The Information Systems Laboratory (ISL) at BIOTEC was formed to conduct research and development in information technology to establish and enhance the biological information infrastructure that

  • provides the systematic collection, preservation and distribution of bioresources and
  • facilitates the search-and-discovery of exploitable bioresources.

Bioresource Data Management
Our first project, MIMS (Microbial Information Management System), has been started in 2000 to setup an in-house database system for managing the taxonomic, ecological, bibliographic and graphic information of the microbial culture collection at BIOTEC. More than 10,000 strains of microbes now are available in the MIMS database. To maximize the future utilization of microbial resources in Thailand, we have also involved in the establishment of the national information network on culturable microbes by providing the software for collection management to all members of Thailand Network of Culture Collections (TNCC). In regional data network, the ISL staff has participated in a working group to develop and standardize the networking data among 12 Asian countries members of the Asian Consortium for the Conservation and Sustainable Use of Microbial Resources (ACM).

In addition, we are building other bio-resources databases, developing the web interface for researchers to find as much bioresources information from our central databases as possible and providing more informatics tools written by our specialists for data analysis, comparison and visualization.

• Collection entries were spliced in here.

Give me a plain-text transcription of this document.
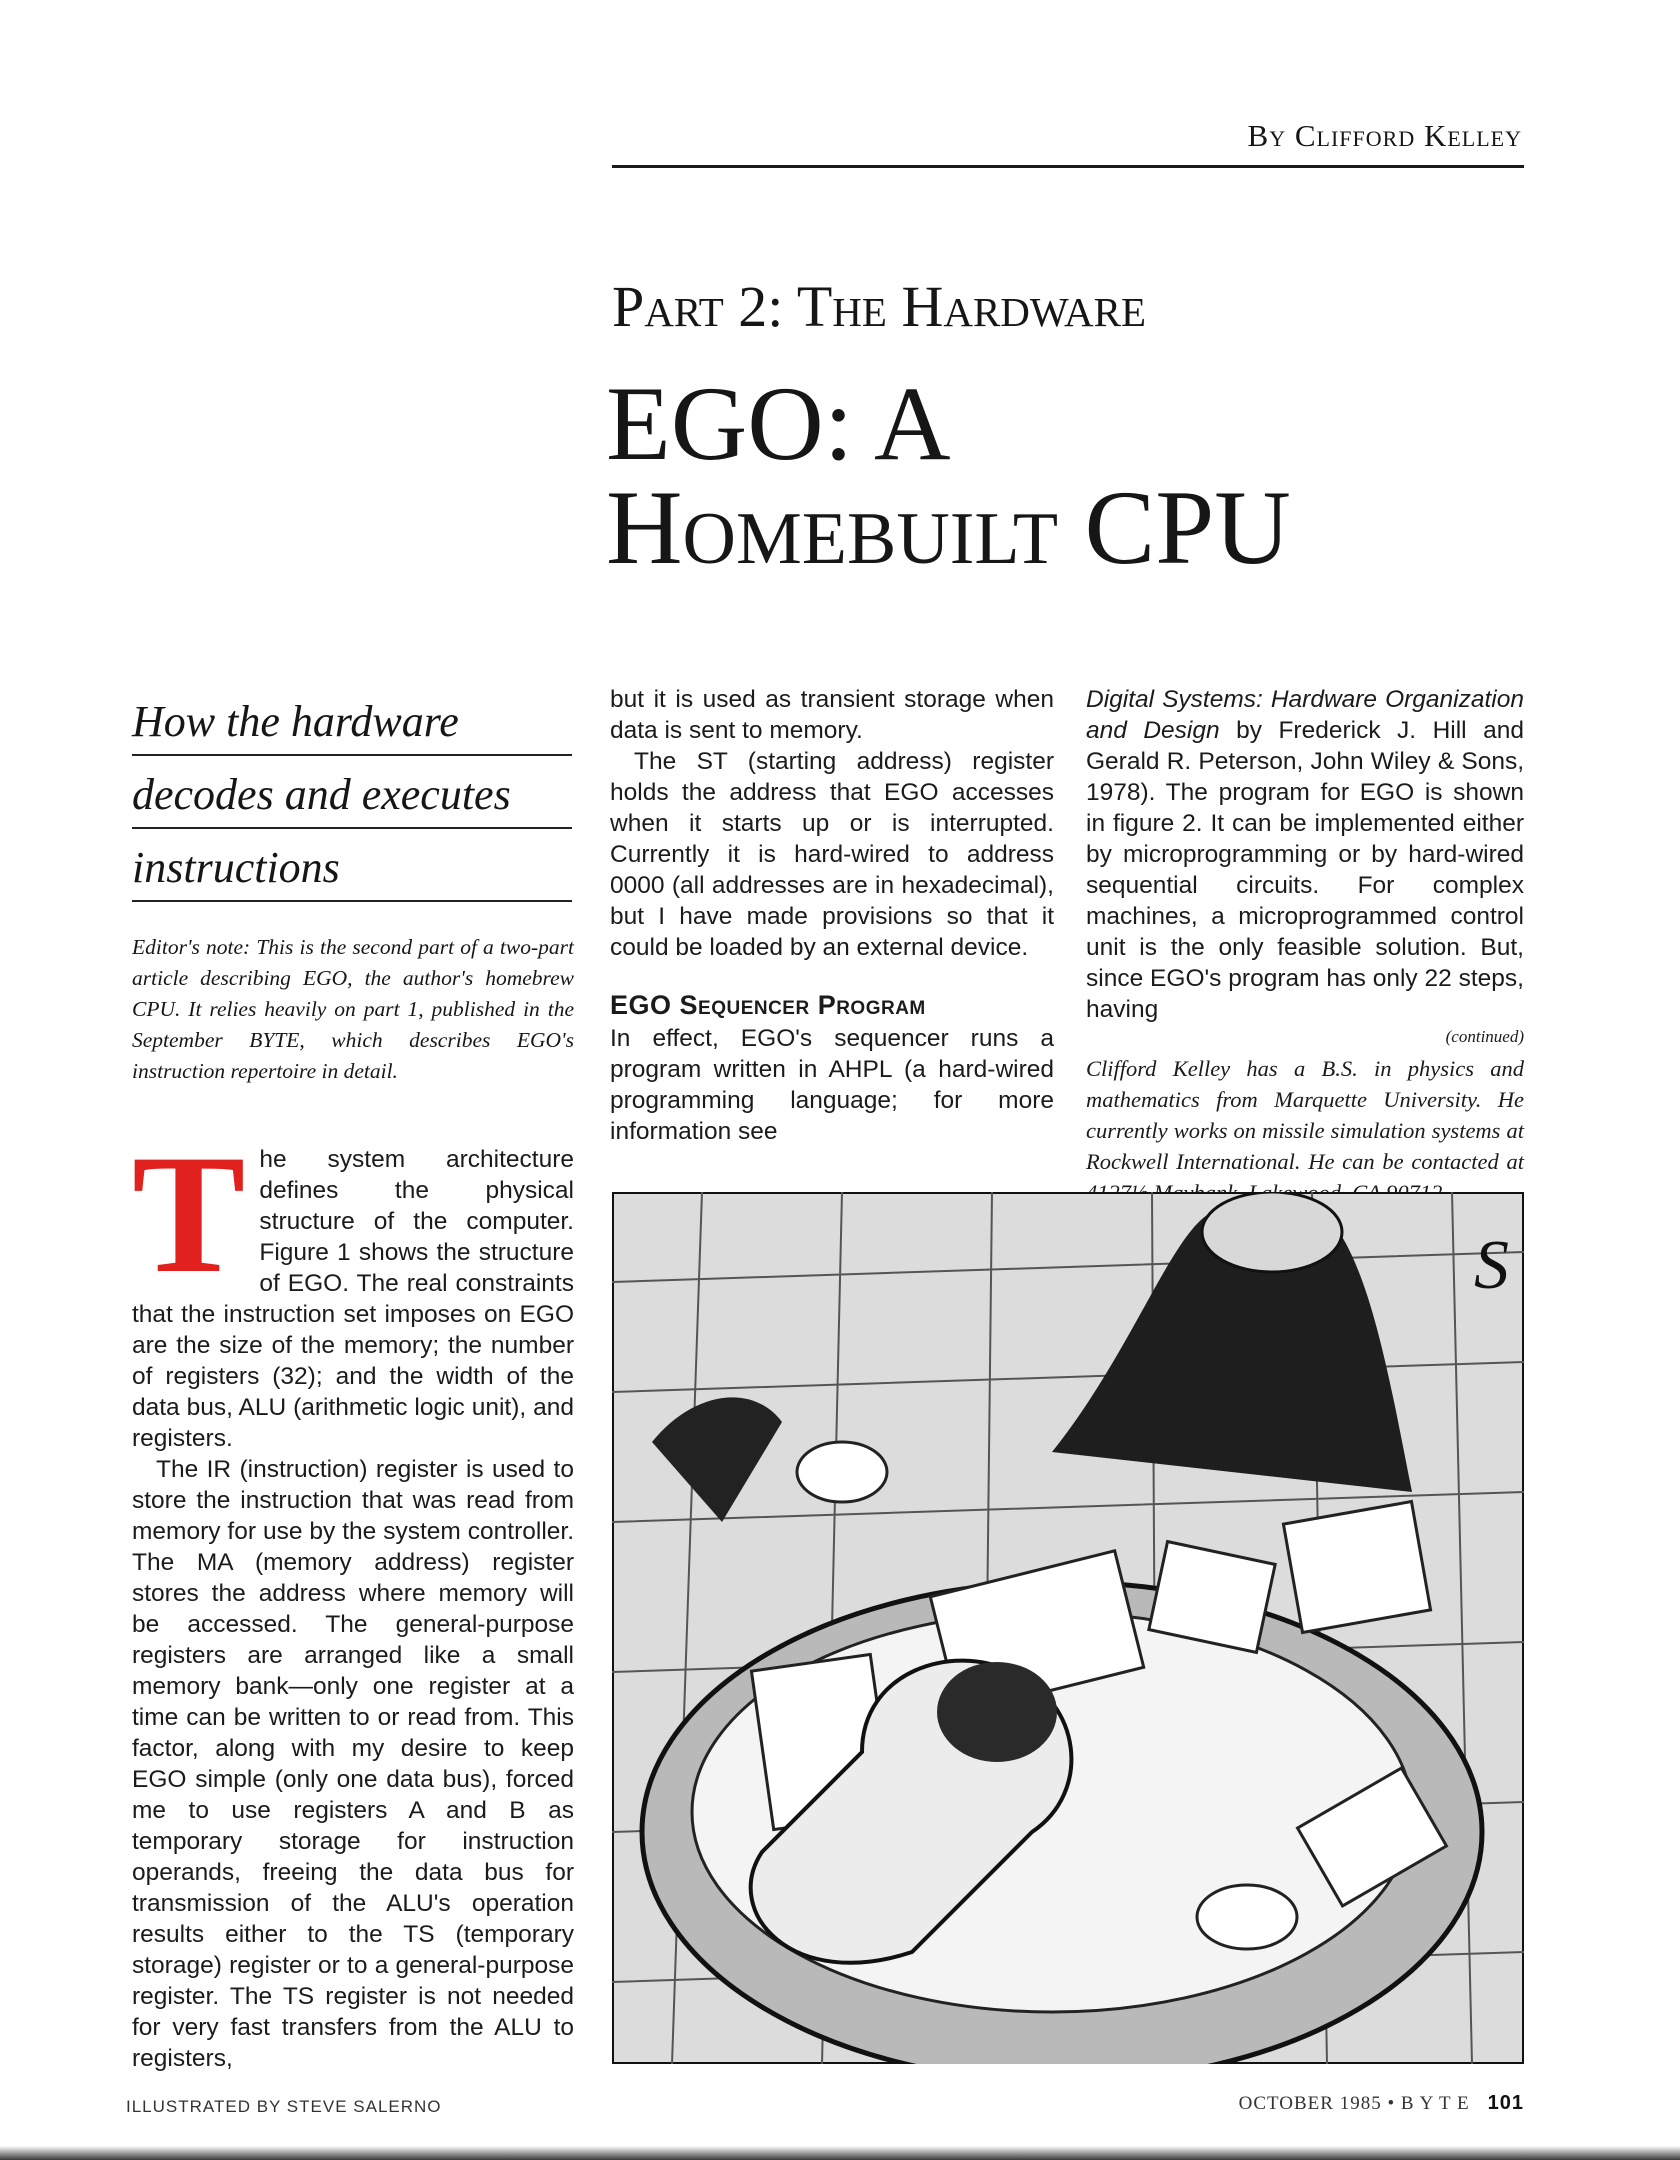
By Clifford Kelley
Part 2: The Hardware
EGO: A
Homebuilt CPU
How the hardware
decodes and executes
instructions
Editor's note: This is the second part of a two-part article describing EGO, the author's homebrew CPU. It relies heavily on part 1, published in the September BYTE, which describes EGO's instruction repertoire in detail.

The system architecture defines the physical structure of the computer. Figure 1 shows the structure of EGO. The real constraints that the instruction set imposes on EGO are the size of the memory; the number of registers (32); and the width of the data bus, ALU (arithmetic logic unit), and registers.

The IR (instruction) register is used to store the instruction that was read from memory for use by the system controller. The MA (memory address) register stores the address where memory will be accessed. The general-purpose registers are arranged like a small memory bank—only one register at a time can be written to or read from. This factor, along with my desire to keep EGO simple (only one data bus), forced me to use registers A and B as temporary storage for instruction operands, freeing the data bus for transmission of the ALU's operation results either to the TS (temporary storage) register or to a general-purpose register. The TS register is not needed for very fast transfers from the ALU to registers,

but it is used as transient storage when data is sent to memory.

The ST (starting address) register holds the address that EGO accesses when it starts up or is interrupted. Currently it is hard-wired to address 0000 (all addresses are in hexadecimal), but I have made provisions so that it could be loaded by an external device.

EGO Sequencer Program

In effect, EGO's sequencer runs a program written in AHPL (a hard-wired programming language; for more information see

Digital Systems: Hardware Organization and Design by Frederick J. Hill and Gerald R. Peterson, John Wiley & Sons, 1978). The program for EGO is shown in figure 2. It can be implemented either by microprogramming or by hard-wired sequential circuits. For complex machines, a microprogrammed control unit is the only feasible solution. But, since EGO's program has only 22 steps, having

(continued)
Clifford Kelley has a B.S. in physics and mathematics from Marquette University. He currently works on missile simulation systems at Rockwell International. He can be contacted at
S
ILLUSTRATED BY STEVE SALERNO	OCTOBER 1985 • B Y T E 101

Bioinformatics and Chemoinformatics
The ISL also focuses on machine learning and data mining techniques applied to Bioinformatics and Chemoinformatics, in collaboration with various research groups in Thailand. In particular, researchers at ISL are working on the development of methods and tools in following topics:

  • The prediction of protein subcellular localization,
  • The prediction of sigma-factor binding site,
  • Detection of Leucine-Rich Repeat Region in proteins, and
  • Bioactivity Prediction using maximal frequent molecular fragments.